Etebo, Galatasaray'a gelmeden önce oynadığı son 3 sezonda 3 gol, 2 asistle oynamış hücum yaratıcılığı son derece düşük bir oyuncu. Kendisini Galatasaray'a geldiğinde 4 saat izleyip, hakkında bir analiz videosu çektim ve gördüğüm, savunma aklının da çok zayıf olduğuydu. Farkındalığı, sezileri düşüktü, pozisyon hataları yapıyordu ve savunma önünde oynarsa çok sorun çıkaracağıydı. Zaten oynadığı takımlarda onu 8 numara veya 4-4-2'nin kanadında bağlantı oyuncusu yapmışlar. Teknik ekip kendi transfer ettirdiği oyuncuyu yeterince analiz edemediği için 6 numarada kullandı ve bugünkü kırmızı kartlarda sorumlu bence teknik ekipti.

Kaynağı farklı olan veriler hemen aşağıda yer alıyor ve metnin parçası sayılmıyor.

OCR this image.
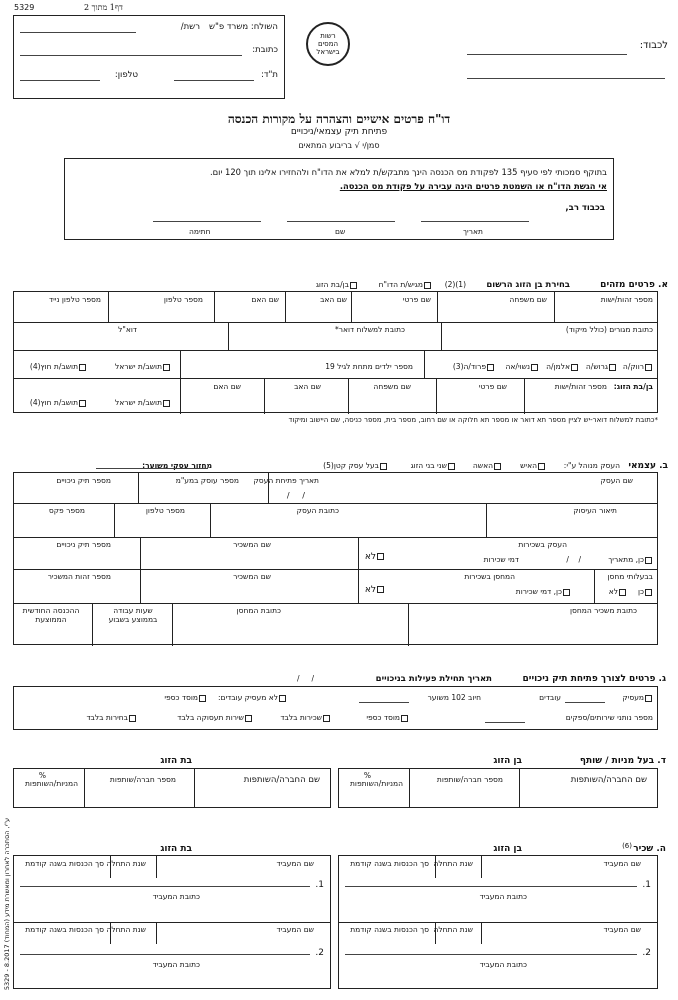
5329	דף1 מתוך 2
השולח: משרד פ"ש
רשת/
כתובת:
ת"ד:
טלפון:
רשות
המסים
בישראל
לכבוד:
דו"ח פרטים אישיים והצהרה על מקורות הכנסה
פתיחת תיק עצמאי/ניכויים
סמן/י √ בריבוע המתאים
בתוקף סמכותי לפי סעיף 135 לפקודת מס הכנסה הינך מתבקש/ת למלא את הדו"ח ולהחזירו אלינו תוך 120 יום.
אי הגשת הדו"ח או השמטת פרטים הינה עבירה על פקודת מס הכנסה.
בכבוד רב,
תאריך
שם
חתימה
א. פרטים מזהים
בחירת בן הזוג הרשום
(1)(2)
מגיש/ת הדו"ח
בן/בת הזוג
מספר זהות/ישות
שם משפחה
שם פרטי
שם האב
שם האם
מספר טלפון
מספר טלפון נייד
כתובת מגורים (כולל מיקוד)
כתובת למשלוח דואר*
דוא"ל
רווק/ה
גרוש/ה
אלמן/ה
נשוי/אה
פרוד/ה(3)
מספר ילדים מתחת לגיל 19
תושב/ת ישראל
תושב/ת חוץ(4)
בן/בת הזוג:
מספר זהות/ישות
שם פרטי
שם משפחה
שם האב
שם האם
תושב/ת ישראל
תושב/ת חוץ(4)
*כתובת למשלוח דואר-יש לציין מספר תא דואר או מספר תא חלוקה או שם רחוב, מספר בית, מספר כניסה, שם היישוב ומיקוד
ב. עצמאי
העסק מנוהל ע"י:
האיש
האשה
שני בני הזוג
בעל עסק קטן(5)
מחזור עסקי משוער:
שם העסק
תאריך פתיחת העסק
/     /
מספר עוסק במע"מ
מספר תיק ניכויים
תיאור העיסוק
כתובת העסק
מספר טלפון
מספר פקס
העסק בשכירות
כן, מתאריך
/    /
דמי שכירות
לא
שם המשכיר
מספר תיק ניכויים
בבעלותי מחסן
כן
לא
המחסן בשכירות
כן, דמי שכירות
לא
שם המשכיר
מספר זהות המשכיר
כתובת משכיר המחסן
כתובת המחסן
שעות עבודה בממוצע בשבוע
ההכנסה החודשית הממוצעת
ג. פרטים לצורך פתיחת תיק ניכויים
תאריך תחילת פעילות בניכויים
/     /
מעסיק
עובדים
חיוב 102 משוער
לא מעסיק עובדים:
מוסד כספי
מספר נותני שירותים/ספקים
מוסד כספי
שכירות בלבד
שירות תעסוקה בלבד
בחירות בלבד
ד. בעל מניות / שותף
בן הזוג
בת הזוג
שם החברה/השותפות
מספר חברה/שותפות
%
המניות/השותפות
שם החברה/השותפות
מספר חברה/שותפות
%
המניות/השותפות
ה. שכיר
(6)
בן הזוג
בת הזוג
שם המעביד
שנת התחלה
סך הכנסות בשנה קודמת
1.
כתובת המעביד
שם המעביד
שנת התחלה
סך הכנסות בשנה קודמת
2.
כתובת המעביד
שם המעביד
שנת התחלה
סך הכנסות בשנה קודמת
1.
כתובת המעביד
שם המעביד
שנת התחלה
סך הכנסות בשנה קודמת
2.
כתובת המעביד
ע"י, הסתכרה לאחרון ומאשרת מידע (המחוד) 8.2017 - 5329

Buna karşın Galatasaray şanslı başlamıştı maça. Vasat oynadığı ilk yarıda büyük bir hata sonucu penaltı kazanmış ve 1-0 avantajını da almıştı. Ancak frikikten yenen gol, kalecinin kalite noksanlığıyla ilgiliydi ve Muslera'nın asla yemeyeceği zayıf bir goldü.
Etebo'nun önsezi eksikliği ile takımın 10 kişi kalmasından sonra yapılan hamleler ise net doğruydu. Emre ve Falcao'nun çıkıp Belhanda ve Ömer gibi daha çok koşan adamların girmesi Galatasaray'ın 2. yarı ezilmemesini sağladı. Hatta ilk yarıdaki şansı devam etse, Babel'in eline çarpan top olmasa maçı kazanabilirdi bile Galatasaray. Buna rağmen şans 2. yarı Alanyaspor'a döndü ve Alanyaspor 11'e 10 oynadığı süreçte galibiyeti hak etmese de 3 puanı aldı. Galatasaray geçen sezon da son dakikalarda defalarca gol yemişti ve bu sezon da ilk son dakika golü sonrası puanını kaybetmiş oldu.